Institute of Art Design + Technology
Dún Laoghaire

Etaoin Corcoran 



Do transparent artificial intelligence processes affect trust levels amongst end-users

This research drew upon the literature regarding trust in technology, namely Artificial Intelligence (AI). Industry experts predict that AI may pass the Turing test within this decade. When the imitation game is achieved by AI, it will be important to understand how humans trust anthropomorphically designed systems. Competence, dispositional, situational and learned trust are prominent constructs in human-machine interaction. Lack of interpretability in Black box AI presents a challenge in trust dynamics. This study examines the effects of a transparency video intervention on trust in AI. Digital competency, age, gender, job-seeking status, ethnicity and country of residence were measured as covariates.
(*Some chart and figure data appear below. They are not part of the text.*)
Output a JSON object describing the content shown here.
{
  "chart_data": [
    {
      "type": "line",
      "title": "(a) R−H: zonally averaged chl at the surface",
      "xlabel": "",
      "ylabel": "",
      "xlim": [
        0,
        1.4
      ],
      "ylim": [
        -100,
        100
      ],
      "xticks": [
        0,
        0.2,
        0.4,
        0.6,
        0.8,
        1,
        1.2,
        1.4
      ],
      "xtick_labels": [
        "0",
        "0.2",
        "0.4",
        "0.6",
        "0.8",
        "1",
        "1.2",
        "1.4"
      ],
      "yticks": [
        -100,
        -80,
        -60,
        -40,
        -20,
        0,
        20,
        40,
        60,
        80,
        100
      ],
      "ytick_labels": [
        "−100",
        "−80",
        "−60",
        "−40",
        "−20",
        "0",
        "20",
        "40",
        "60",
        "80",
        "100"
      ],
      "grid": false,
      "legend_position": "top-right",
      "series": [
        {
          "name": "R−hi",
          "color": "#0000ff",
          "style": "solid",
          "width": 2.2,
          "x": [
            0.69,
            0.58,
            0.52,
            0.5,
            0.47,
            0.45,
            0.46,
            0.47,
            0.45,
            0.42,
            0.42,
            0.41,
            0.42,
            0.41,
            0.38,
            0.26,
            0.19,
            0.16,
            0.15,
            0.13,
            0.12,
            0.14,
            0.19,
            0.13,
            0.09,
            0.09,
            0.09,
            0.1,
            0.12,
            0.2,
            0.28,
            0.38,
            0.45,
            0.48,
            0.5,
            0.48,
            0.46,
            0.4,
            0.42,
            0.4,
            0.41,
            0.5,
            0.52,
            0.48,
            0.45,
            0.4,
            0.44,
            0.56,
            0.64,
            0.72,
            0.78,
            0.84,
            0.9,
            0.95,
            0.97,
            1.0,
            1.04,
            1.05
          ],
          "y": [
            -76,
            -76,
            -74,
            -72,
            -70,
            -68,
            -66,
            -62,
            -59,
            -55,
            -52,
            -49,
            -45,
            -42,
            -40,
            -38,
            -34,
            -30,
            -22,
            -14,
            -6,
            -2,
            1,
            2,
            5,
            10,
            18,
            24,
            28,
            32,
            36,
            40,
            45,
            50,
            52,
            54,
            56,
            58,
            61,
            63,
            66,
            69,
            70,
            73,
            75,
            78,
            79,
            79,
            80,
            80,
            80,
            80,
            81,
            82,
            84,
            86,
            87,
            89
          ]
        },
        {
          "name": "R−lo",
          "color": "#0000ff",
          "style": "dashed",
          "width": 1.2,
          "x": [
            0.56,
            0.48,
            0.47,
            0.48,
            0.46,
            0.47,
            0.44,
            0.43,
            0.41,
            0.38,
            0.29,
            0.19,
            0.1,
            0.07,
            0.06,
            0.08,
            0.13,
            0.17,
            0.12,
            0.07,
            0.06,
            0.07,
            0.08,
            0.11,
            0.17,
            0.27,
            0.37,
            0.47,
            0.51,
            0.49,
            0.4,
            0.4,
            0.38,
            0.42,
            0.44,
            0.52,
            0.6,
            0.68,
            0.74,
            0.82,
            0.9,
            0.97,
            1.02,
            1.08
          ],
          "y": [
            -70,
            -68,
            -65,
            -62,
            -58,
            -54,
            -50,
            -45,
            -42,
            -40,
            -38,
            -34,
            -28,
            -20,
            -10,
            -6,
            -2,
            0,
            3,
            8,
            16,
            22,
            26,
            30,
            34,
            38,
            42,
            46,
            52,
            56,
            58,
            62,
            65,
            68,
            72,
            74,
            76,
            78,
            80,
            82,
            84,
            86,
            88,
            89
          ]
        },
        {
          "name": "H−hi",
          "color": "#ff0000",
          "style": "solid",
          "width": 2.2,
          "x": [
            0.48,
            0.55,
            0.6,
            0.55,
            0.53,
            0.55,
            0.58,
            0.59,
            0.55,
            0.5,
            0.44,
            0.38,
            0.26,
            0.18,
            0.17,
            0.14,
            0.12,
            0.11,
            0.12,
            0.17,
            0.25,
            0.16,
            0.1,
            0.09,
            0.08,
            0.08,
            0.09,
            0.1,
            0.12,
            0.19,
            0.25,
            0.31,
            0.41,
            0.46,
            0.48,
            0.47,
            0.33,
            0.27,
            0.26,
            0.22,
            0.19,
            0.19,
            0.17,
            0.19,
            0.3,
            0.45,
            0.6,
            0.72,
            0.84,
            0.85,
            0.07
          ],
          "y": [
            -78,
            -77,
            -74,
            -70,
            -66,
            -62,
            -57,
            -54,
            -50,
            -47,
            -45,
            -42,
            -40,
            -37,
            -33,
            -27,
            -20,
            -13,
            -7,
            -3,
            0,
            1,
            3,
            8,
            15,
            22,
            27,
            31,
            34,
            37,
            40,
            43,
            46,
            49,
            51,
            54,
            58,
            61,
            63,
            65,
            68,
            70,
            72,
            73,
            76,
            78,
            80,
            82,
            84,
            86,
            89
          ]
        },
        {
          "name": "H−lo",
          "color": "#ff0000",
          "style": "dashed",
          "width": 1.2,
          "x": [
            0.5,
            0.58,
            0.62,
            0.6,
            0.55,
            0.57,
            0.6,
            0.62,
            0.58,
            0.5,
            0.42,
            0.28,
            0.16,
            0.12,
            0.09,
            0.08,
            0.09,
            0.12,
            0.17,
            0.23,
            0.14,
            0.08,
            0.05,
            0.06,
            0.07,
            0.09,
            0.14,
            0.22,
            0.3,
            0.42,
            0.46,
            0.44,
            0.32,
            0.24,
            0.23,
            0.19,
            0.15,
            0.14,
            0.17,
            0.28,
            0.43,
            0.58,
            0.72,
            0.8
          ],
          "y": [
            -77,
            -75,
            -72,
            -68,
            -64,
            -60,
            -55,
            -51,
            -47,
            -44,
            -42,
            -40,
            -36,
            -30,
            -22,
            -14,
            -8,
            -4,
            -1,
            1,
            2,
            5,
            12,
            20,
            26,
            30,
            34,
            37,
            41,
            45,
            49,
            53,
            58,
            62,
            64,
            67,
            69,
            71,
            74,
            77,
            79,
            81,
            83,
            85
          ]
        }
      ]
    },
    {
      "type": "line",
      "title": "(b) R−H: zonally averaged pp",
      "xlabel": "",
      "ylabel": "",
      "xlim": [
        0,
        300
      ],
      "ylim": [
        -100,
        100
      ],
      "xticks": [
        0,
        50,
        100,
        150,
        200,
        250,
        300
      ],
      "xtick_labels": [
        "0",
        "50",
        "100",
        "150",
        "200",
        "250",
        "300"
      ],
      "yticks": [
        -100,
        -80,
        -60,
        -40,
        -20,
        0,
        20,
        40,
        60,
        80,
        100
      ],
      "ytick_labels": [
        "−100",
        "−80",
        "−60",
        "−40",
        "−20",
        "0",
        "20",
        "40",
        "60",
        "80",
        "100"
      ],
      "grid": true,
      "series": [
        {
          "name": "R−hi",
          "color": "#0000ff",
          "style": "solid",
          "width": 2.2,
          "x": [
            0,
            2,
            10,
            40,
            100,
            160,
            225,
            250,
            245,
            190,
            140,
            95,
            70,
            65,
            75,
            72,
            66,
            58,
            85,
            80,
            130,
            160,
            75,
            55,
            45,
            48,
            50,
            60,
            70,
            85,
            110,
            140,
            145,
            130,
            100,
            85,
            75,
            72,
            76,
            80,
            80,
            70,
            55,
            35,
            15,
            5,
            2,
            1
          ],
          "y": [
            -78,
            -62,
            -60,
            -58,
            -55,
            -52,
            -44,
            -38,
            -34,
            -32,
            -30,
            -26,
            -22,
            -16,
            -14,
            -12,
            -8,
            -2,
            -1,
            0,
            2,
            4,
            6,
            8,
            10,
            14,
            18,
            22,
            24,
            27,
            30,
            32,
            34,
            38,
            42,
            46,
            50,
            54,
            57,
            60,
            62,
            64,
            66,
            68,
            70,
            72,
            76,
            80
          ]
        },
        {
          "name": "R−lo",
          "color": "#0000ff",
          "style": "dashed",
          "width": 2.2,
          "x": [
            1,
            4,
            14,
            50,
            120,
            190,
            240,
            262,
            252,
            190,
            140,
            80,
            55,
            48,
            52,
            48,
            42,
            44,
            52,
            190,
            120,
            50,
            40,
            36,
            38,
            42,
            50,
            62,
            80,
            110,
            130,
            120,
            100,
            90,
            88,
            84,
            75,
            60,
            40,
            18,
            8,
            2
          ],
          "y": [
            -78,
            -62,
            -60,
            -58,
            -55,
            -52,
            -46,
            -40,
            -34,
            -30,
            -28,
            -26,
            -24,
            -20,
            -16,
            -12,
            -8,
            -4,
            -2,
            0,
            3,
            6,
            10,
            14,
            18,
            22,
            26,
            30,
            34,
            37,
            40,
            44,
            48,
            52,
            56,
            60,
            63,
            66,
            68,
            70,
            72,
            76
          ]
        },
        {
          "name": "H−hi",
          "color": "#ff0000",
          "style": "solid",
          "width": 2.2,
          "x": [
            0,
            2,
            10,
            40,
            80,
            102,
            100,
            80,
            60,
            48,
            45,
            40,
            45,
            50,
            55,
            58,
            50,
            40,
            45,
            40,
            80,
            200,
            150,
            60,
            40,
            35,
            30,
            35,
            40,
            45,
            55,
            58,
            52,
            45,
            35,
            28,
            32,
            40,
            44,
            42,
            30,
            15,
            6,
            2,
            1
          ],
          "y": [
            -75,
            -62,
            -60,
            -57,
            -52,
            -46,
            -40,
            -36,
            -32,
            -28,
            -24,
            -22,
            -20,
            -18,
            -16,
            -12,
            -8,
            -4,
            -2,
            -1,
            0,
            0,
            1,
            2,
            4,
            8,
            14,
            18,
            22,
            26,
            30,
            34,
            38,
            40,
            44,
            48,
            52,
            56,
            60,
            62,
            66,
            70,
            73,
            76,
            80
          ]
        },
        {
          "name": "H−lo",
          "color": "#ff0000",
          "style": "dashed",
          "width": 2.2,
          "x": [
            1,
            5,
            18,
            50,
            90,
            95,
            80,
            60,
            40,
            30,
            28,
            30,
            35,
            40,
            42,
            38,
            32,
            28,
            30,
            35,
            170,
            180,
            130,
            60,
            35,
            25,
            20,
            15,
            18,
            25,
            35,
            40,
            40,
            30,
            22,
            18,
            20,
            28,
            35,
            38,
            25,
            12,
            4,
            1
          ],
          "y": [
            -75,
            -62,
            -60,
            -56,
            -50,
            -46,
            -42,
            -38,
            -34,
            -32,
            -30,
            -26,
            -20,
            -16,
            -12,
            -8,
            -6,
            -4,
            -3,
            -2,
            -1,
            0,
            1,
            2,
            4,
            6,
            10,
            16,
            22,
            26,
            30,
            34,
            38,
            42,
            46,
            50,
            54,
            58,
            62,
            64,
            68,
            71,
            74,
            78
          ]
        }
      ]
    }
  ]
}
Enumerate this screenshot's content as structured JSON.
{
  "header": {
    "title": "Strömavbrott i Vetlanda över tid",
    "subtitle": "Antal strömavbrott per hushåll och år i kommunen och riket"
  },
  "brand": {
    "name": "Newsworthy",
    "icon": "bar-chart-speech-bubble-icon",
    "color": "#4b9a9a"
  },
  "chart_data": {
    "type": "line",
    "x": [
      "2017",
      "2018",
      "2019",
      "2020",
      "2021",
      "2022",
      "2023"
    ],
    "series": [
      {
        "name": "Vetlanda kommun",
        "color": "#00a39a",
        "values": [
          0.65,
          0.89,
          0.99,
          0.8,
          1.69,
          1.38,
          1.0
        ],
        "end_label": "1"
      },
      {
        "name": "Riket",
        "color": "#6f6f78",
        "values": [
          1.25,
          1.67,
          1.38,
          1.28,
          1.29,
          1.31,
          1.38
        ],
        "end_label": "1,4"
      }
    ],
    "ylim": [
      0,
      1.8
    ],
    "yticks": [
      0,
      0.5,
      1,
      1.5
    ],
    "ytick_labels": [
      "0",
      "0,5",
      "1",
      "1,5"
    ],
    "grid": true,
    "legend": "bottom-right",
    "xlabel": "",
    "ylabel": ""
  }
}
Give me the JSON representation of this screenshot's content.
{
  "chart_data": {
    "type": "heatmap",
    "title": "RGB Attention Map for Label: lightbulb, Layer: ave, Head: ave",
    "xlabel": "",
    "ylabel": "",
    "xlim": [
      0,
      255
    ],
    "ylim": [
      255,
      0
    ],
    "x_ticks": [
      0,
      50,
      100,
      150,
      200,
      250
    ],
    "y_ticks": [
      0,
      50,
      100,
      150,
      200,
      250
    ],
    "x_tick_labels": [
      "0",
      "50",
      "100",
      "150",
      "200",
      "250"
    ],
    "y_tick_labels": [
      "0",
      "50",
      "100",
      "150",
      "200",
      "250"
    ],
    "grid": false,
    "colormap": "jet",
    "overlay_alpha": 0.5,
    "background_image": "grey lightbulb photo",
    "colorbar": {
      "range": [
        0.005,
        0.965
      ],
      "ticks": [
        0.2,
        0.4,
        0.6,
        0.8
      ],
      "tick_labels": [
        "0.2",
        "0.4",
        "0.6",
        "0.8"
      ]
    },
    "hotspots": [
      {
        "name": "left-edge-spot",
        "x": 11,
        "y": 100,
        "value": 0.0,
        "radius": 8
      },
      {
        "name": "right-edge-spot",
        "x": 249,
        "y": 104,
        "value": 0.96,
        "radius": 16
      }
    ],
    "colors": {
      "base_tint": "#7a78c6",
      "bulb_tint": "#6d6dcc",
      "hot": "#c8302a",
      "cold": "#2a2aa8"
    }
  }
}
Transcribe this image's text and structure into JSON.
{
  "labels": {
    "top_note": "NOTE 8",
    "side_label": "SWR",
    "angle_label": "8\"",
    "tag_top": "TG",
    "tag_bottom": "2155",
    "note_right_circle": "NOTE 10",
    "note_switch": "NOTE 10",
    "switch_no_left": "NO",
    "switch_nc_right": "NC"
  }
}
Participants were assigned to an intervention or control group and presented with measures of trust and digital competency, followed by a vignette task relating to ChatGPT. The intervention group received an explainer video on algorithmic processing, whilst the control group did not. Transparency did not have a significant effect on trust levels. Similarly, digital competency, age, gender, job-seeking status and country of residence did not affect trust levels. Pre-test trust levels for ethnicity and age in the 65+ age group were significant. Qualitative findings identified that transparency, human skills, oversight, competence and goal congruence were significant themes of participant awareness. Findings suggest competence and goal congruence outweigh explainability. Consistent with prior research; algorithmic output impacts trust in AI more than process transparency.